Mary thought for a moment or two.

"But oughtn't I to honor Mr. and Mrs. Fawcus, who Grandmamma says I mustn't call Uncle William and Aunt Lucy any more?"

It was Mademoiselle's turn to think for a moment.

"You ought to honor their memory," she said at last.

"But why mayn't I write to them and tell them where I am? And tell about you, Mademoiselle, and what I'm doing and about the garden and the lizards and the white cows who pull the carts and about treading on the grapes and beating the corn with those funny sticks and about my sabots and the melon I have for breakfast? They would like to hear."

Mademoiselle could not bear that the gratitude and affection of a little child should be thus discouraged, although Lady Flower's last words had been to forbid any communication between Mary and her former guardians. In the end she compromised by letting Mary write a letter and writing herself by the same post to Mr. Fawcus, begging him not to reply and explaining the circumstances in which she had allowed Mary to write. It was unlike Mademoiselle to compromise; but she was tormented by the woes of France that autumn and not so much mistress as usual of her judgment or emotions.
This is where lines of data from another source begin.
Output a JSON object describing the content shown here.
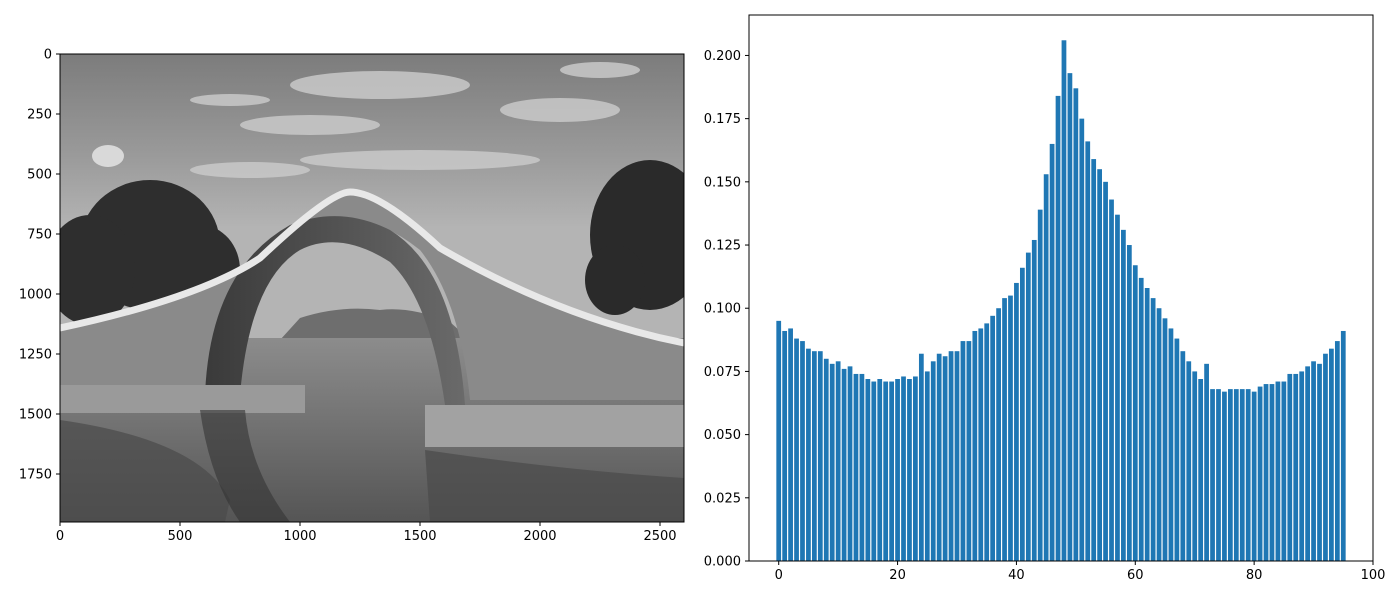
{
  "chart_data": [
    {
      "type": "image",
      "image_label": "grayscale photograph of an arched stone bridge over water",
      "xlim": [
        0,
        2600
      ],
      "ylim": [
        1950,
        0
      ],
      "x_ticks": [
        0,
        500,
        1000,
        1500,
        2000,
        2500
      ],
      "y_ticks": [
        0,
        250,
        500,
        750,
        1000,
        1250,
        1500,
        1750
      ],
      "title": "",
      "xlabel": "",
      "ylabel": ""
    },
    {
      "type": "bar",
      "title": "",
      "xlabel": "",
      "ylabel": "",
      "xlim": [
        -5,
        100
      ],
      "ylim": [
        0,
        0.216
      ],
      "x_ticks": [
        0,
        20,
        40,
        60,
        80,
        100
      ],
      "y_ticks": [
        0.0,
        0.025,
        0.05,
        0.075,
        0.1,
        0.125,
        0.15,
        0.175,
        0.2
      ],
      "bar_color": "#1f77b4",
      "x": [
        0,
        1,
        2,
        3,
        4,
        5,
        6,
        7,
        8,
        9,
        10,
        11,
        12,
        13,
        14,
        15,
        16,
        17,
        18,
        19,
        20,
        21,
        22,
        23,
        24,
        25,
        26,
        27,
        28,
        29,
        30,
        31,
        32,
        33,
        34,
        35,
        36,
        37,
        38,
        39,
        40,
        41,
        42,
        43,
        44,
        45,
        46,
        47,
        48,
        49,
        50,
        51,
        52,
        53,
        54,
        55,
        56,
        57,
        58,
        59,
        60,
        61,
        62,
        63,
        64,
        65,
        66,
        67,
        68,
        69,
        70,
        71,
        72,
        73,
        74,
        75,
        76,
        77,
        78,
        79,
        80,
        81,
        82,
        83,
        84,
        85,
        86,
        87,
        88,
        89,
        90,
        91,
        92,
        93,
        94,
        95
      ],
      "values": [
        0.095,
        0.091,
        0.092,
        0.088,
        0.087,
        0.084,
        0.083,
        0.083,
        0.08,
        0.078,
        0.079,
        0.076,
        0.077,
        0.074,
        0.074,
        0.072,
        0.071,
        0.072,
        0.071,
        0.071,
        0.072,
        0.073,
        0.072,
        0.073,
        0.082,
        0.075,
        0.079,
        0.082,
        0.081,
        0.083,
        0.083,
        0.087,
        0.087,
        0.091,
        0.092,
        0.094,
        0.097,
        0.1,
        0.104,
        0.105,
        0.11,
        0.116,
        0.122,
        0.127,
        0.139,
        0.153,
        0.165,
        0.184,
        0.206,
        0.193,
        0.187,
        0.175,
        0.166,
        0.159,
        0.155,
        0.15,
        0.143,
        0.137,
        0.131,
        0.125,
        0.117,
        0.112,
        0.108,
        0.104,
        0.1,
        0.096,
        0.092,
        0.088,
        0.083,
        0.079,
        0.075,
        0.072,
        0.078,
        0.068,
        0.068,
        0.067,
        0.068,
        0.068,
        0.068,
        0.068,
        0.067,
        0.069,
        0.07,
        0.07,
        0.071,
        0.071,
        0.074,
        0.074,
        0.075,
        0.077,
        0.079,
        0.078,
        0.082,
        0.084,
        0.087,
        0.091
      ]
    }
  ]
}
Her kindly intention did much harm, for when Mary received no answer to her letter she was embittered by the thought that her beloved friends had already forgotten her, and this was the first disillusion of her life.
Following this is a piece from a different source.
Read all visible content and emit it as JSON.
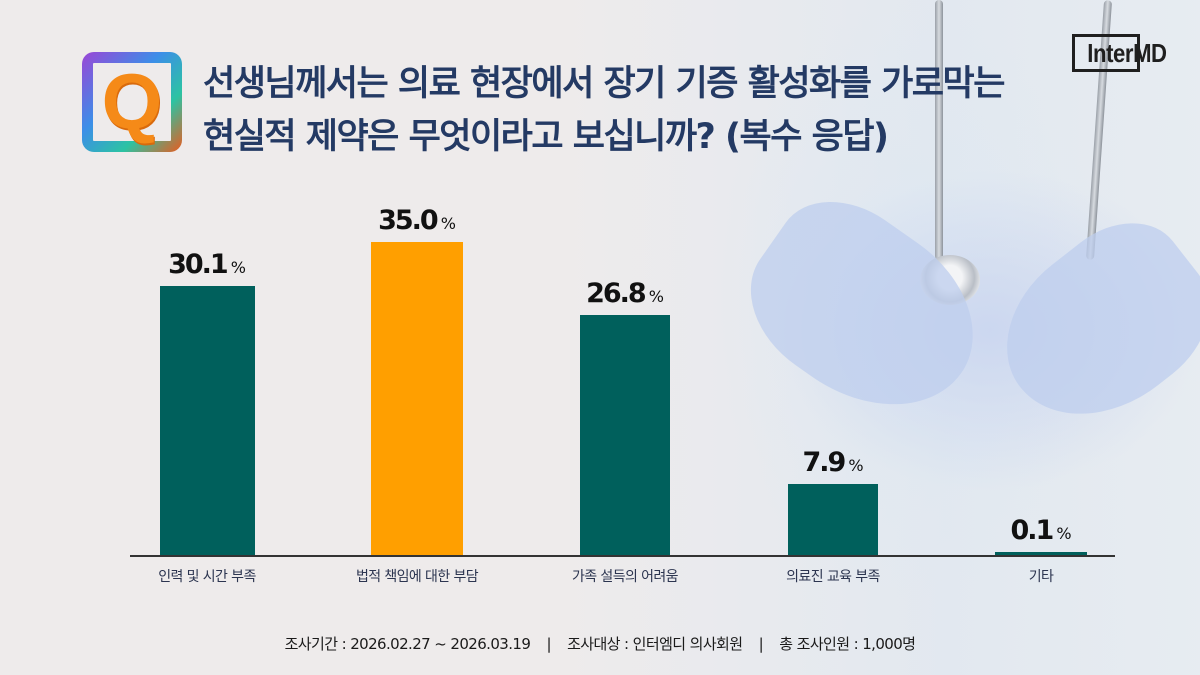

During this time Mary, with the facility of childhood, learned to speak French, so that before the leaves fell from the trees that year she was as fluent as if she had been living in Châteaublanc from infancy. One day in October—it was soon after the news had arrived of Gambetta's escape from Paris in a balloon—Mary, wandering in a remote corner of the grounds, discovered a stripling of about sixteen who was digging holes for young trees to be planted in them when the autumn rains should have soaked down into the soil. He was a slim, handsome boy with fine features and dark, silky hair; but it was not his good looks that interested Mary so much as the fact that he seemed to be working in a frenzy of despair.

"Qu'est-ce que tu as?" she demanded.

"J'ai mal au cœur," he replied sullenly, wiping a tear from his eye and bending low over his spade.

"But why are you crying?" she persisted. She spoke in French, of course.